Dicho este prólogo, lo que uno quiere del otro intrínsecamente es su presencia. Y esto se hace palpable cuando la idea de muerte sobrevuela. Las variaciones de ese amor ( no se habla sólo de pareja, puede ser un hijo, un hermano, un amigo ) pueden ir desde la forma, la alegría, la dulzura, la verborrea, la tranquilidad o todo lo que ese ‘otro’ nos transmita. Pero, no obstante, cuando el amor es genuino todo eso puede desaparecer dejando al desnudo el hecho de que lo que amamos es la presencia del otro. Te quiero chueco, con un ojo colgando, con pocos dientes, sin pelo, ¿se te cayó el culo? más boludo que nunca, cada día más torpe, aunque no te rías. Claro que me encanta verte feliz, pero todo puede mejorar. Si hay vida, hay esperanza, y por eso hoy quiero que estés.

De hostias

El carajillo, en el siglo XIV, era un lugarcillo remoto del reino de Castilla, donde la gente iba a comulgar y confesar sus atrocidades.

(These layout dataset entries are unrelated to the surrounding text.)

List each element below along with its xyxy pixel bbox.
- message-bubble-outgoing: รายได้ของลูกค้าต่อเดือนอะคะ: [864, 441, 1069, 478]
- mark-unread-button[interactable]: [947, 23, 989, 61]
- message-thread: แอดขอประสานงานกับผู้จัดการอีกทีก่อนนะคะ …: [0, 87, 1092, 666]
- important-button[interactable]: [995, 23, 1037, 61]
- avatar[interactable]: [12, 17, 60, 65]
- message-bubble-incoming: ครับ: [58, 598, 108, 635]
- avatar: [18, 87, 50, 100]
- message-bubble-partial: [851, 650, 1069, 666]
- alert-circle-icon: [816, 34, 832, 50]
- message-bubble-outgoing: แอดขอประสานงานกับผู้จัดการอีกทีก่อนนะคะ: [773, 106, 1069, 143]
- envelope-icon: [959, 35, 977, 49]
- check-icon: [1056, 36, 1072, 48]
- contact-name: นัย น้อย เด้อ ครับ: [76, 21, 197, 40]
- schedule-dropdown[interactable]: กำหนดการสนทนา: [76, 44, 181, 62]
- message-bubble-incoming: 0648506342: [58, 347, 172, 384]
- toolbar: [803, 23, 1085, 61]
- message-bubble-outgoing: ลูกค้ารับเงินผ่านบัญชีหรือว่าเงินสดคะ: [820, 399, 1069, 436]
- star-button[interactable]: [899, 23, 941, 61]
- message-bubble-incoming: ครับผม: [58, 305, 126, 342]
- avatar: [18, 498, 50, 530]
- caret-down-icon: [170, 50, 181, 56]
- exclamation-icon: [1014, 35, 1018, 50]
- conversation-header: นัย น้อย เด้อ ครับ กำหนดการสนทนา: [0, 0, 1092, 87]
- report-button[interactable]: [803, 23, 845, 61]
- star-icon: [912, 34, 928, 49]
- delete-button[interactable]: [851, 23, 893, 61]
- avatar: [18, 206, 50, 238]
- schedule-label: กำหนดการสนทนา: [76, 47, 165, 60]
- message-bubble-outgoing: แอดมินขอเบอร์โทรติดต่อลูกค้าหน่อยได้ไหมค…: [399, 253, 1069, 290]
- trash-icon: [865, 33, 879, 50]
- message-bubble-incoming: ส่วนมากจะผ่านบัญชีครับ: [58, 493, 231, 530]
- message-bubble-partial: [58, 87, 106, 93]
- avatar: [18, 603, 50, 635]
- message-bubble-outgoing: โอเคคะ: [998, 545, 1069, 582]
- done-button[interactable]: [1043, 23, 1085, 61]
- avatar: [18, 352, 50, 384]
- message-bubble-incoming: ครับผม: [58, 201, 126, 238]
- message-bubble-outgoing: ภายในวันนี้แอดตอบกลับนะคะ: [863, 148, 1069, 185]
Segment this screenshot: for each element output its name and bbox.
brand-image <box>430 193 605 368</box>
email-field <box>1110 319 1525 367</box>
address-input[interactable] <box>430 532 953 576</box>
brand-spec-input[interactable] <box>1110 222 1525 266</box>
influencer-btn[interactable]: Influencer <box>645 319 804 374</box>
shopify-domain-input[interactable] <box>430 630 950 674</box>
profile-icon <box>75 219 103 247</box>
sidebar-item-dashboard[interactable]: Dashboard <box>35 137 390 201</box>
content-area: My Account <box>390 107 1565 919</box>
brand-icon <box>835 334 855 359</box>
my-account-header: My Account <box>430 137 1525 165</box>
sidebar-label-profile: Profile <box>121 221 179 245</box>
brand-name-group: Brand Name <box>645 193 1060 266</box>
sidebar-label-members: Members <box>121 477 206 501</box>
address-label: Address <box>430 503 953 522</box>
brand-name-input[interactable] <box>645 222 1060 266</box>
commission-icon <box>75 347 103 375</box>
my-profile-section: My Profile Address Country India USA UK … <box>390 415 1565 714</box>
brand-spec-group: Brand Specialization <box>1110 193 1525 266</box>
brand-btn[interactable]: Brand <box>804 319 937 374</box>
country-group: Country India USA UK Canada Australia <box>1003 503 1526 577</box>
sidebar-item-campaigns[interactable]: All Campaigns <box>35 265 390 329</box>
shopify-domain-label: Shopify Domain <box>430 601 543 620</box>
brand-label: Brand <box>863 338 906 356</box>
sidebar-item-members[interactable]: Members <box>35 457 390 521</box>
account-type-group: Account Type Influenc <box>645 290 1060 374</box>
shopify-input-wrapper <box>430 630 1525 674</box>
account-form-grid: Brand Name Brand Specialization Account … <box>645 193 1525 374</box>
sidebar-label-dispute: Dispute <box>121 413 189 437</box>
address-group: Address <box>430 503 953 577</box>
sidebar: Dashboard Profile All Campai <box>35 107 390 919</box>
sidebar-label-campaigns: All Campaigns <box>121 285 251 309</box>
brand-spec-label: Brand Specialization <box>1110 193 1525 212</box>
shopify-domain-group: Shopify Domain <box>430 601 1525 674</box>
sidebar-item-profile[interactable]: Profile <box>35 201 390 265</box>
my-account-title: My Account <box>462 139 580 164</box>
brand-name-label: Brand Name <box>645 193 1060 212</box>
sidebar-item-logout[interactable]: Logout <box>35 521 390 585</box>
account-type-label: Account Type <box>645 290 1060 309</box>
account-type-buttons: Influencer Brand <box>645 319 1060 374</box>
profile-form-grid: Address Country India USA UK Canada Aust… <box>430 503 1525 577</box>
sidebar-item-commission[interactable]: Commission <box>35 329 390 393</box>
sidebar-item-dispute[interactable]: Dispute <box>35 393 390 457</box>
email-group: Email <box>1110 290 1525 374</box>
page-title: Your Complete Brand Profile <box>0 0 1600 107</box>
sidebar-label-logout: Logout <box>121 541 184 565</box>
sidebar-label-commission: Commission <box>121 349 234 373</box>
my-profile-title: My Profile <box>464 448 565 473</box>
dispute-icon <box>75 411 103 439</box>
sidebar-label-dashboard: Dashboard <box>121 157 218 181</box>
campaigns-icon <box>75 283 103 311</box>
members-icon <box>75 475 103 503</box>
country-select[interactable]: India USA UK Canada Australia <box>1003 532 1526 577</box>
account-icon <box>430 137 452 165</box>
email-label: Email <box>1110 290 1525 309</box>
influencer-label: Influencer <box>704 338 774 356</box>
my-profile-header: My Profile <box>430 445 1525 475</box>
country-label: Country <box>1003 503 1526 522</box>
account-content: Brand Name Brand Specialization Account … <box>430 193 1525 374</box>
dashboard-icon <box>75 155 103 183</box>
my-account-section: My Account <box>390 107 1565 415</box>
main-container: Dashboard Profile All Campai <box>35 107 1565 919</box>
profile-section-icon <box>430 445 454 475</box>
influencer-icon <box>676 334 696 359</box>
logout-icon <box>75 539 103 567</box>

Quienes acudían a tal antro de salvación eran principalmente allegados a la realeza: soldados, sargentos, verdugos, etc. Para cumplimentar con el formalismo epicospal, debían ir hasta allí despojados de alimentos y carroaje. Quienes veían llegar al carajillo a los pecadores, decían de ellos que tenían en el semblante rastros de fatiga, cansancio y hambruna, dando una impresión fuerte, como el sabor del ajo en la boca. Por ello mismo se los llamaba los cara de ajo, que luego se abrevió a los del “carajo”.Cuando la ciudad se convertía en un desierto o no se veía un alma en pena vagando por allí, y alguien preguntaba dónde están todos, se acuñaba la frase: Todo se ha ido al carajo.